Curtis Mayfield, Stevie Ray Vaughn, Lavelle White, Bill Simms, BC, Roxy Perry, Ray Schinnery and (Lea Gilmore - never did you sing but read on the L you are killer)! These influences are in a continual flux and I’m always discovering/welcoming new (to me) blues talent.

 Oh my goodness!  Thank you girlfriend for mentioning me with people I have admired for a lifetime.   I am honored.  Now, you just have to hear me sing.  [Laughing]  Our mutual blues pal and fellow singer BC, of BC and the Blues Crew, suggested once that we do an “East Coast” Blues woman concert thang.  I think we should seriously consider it!

Definitely, count me in... BC has been nothing but a Godsend to me, she’s like the big sister I never had...

She is a wonderful woman and has been a great friend to me also. [Look for BC to be the subject of a feature interview very soon here at “It’s A Girl Thang!”]

Dallas and her boysWhen I first met you at Blues 2000 in 1998, you were wheeling around an absolutely gorgeous baby!  Being a mom myself, I know how difficult it can be to even find time to enjoy the music (as I edit this it is 4:00am!) . What are your beautiful kid’s names?  Are they musical?

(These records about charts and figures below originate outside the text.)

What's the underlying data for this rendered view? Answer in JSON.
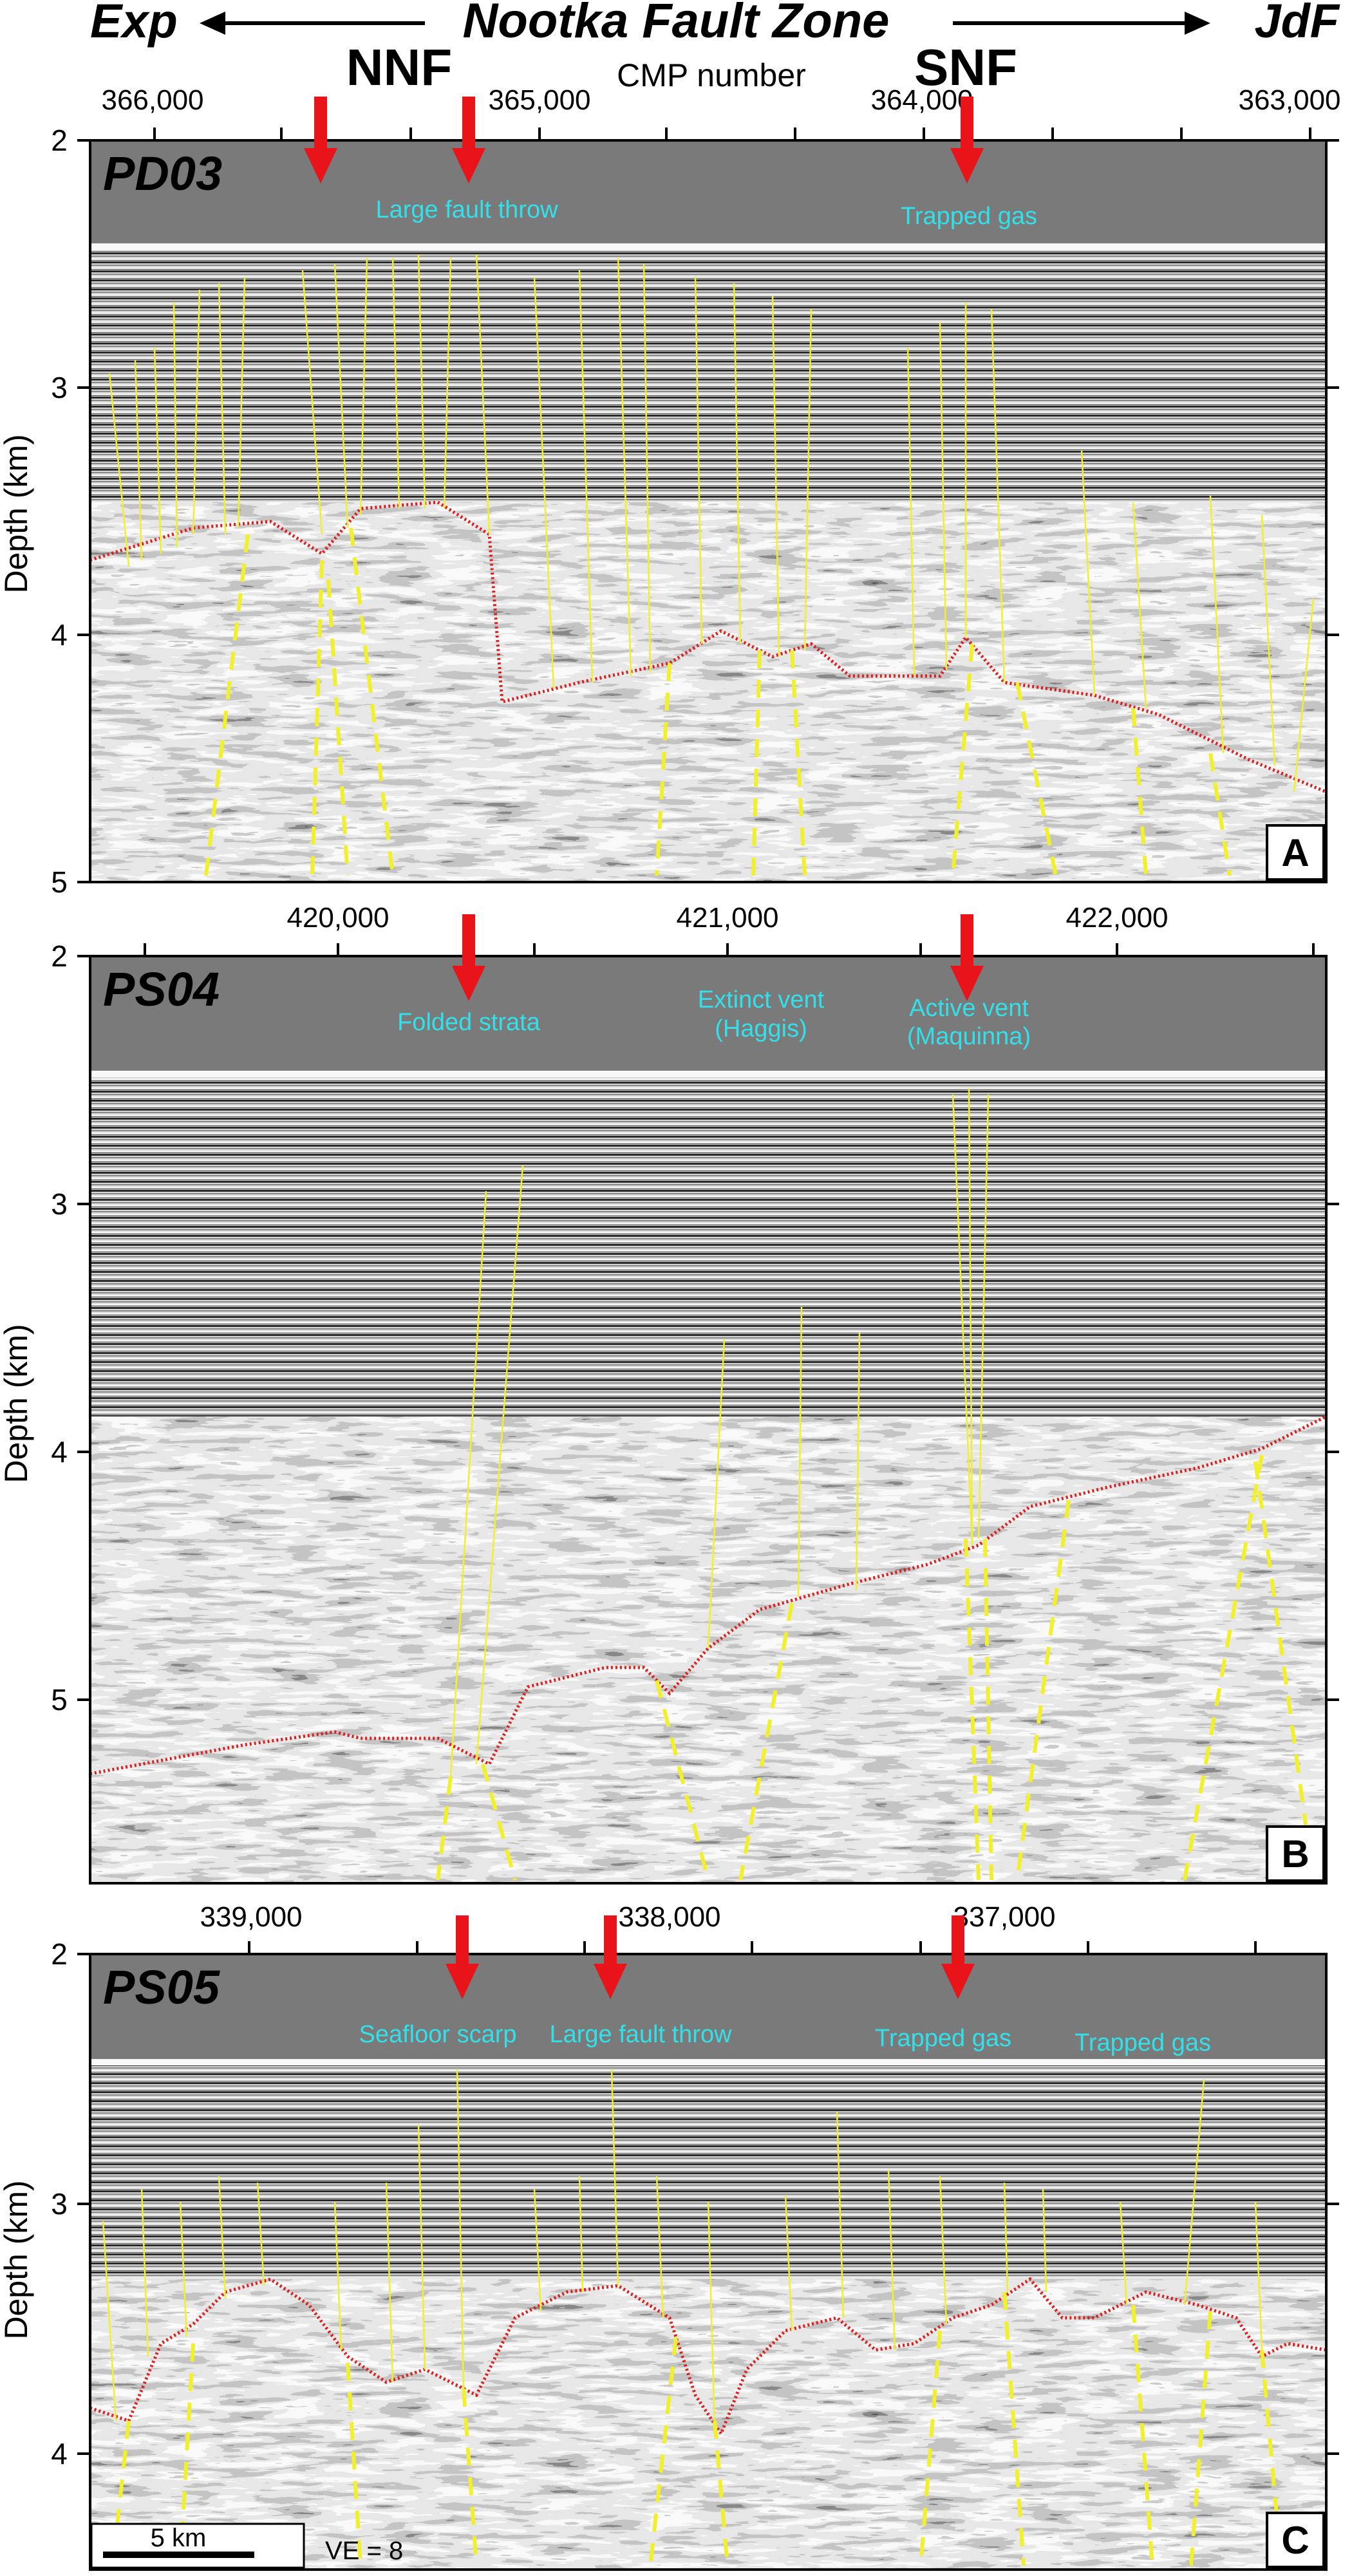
{
  "header": {
    "left_label": "Exp",
    "center_label": "Nootka Fault Zone",
    "right_label": "JdF",
    "nnf_label": "NNF",
    "snf_label": "SNF",
    "x_axis_label": "CMP number"
  },
  "y_axis_label": "Depth (km)",
  "panels": [
    {
      "id": "A",
      "line": "PD03",
      "letter": "A",
      "cmp_ticks": [
        "366,000",
        "365,000",
        "364,000",
        "363,000"
      ],
      "depth_ticks": [
        "2",
        "3",
        "4",
        "5"
      ],
      "annotations": [
        "Large fault throw",
        "Trapped gas"
      ]
    },
    {
      "id": "B",
      "line": "PS04",
      "letter": "B",
      "cmp_ticks": [
        "420,000",
        "421,000",
        "422,000"
      ],
      "depth_ticks": [
        "2",
        "3",
        "4",
        "5"
      ],
      "annotations": [
        "Folded strata",
        "Extinct vent",
        "(Haggis)",
        "Active vent",
        "(Maquinna)"
      ]
    },
    {
      "id": "C",
      "line": "PS05",
      "letter": "C",
      "cmp_ticks": [
        "339,000",
        "338,000",
        "337,000"
      ],
      "depth_ticks": [
        "2",
        "3",
        "4"
      ],
      "annotations": [
        "Seafloor scarp",
        "Large fault throw",
        "Trapped gas",
        "Trapped gas"
      ]
    }
  ],
  "scale_bar": {
    "label": "5 km",
    "ve": "VE = 8"
  },
  "colors": {
    "water": "#7a7a7a",
    "annotation": "#33e0ea",
    "arrow": "#e8141a",
    "fault": "#f2ef2c",
    "basement": "#d9201f"
  }
}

Oh thank you Lea, I love my babies to death, Nick is 9, Vinny is 5 and Elijah is 2 and a half. I keep this large basket in our living room full of musical instruments, drums, cymbals, triangle, percussion, whistles, harmonicas....they dip into this whenever they want. I play a blues CD and they run over and start dancin’, start playin’... We get a kick out of Elijah because he takes that harp and riffs. I mean really, he pulls back on the turnarounds and does his little take out lick on the ending notes. I also have a guitar that I allow them to play, strum. They’ve asked me for drum sets, We just live in this tight apartment and have no room. Nick gets to choose an instrument for next year’s band; he wants to play the trumpet!  Vinny makes up songs in the car and sings them to me, it’s so funny sometimes what he comes out with. I dare not laugh in front of him or he’ll never trust me to hear his creations. And so encouragement to them all, (I say) and they do!

Good for you!

Dallas, it has been great talking with you.   I wish you much future success and I know you will have it.   When all is said and done, how do you want to be remembered?

A good daughter, mother, a “wife one day”,  a caring soul, who sang and wrote some good tunes.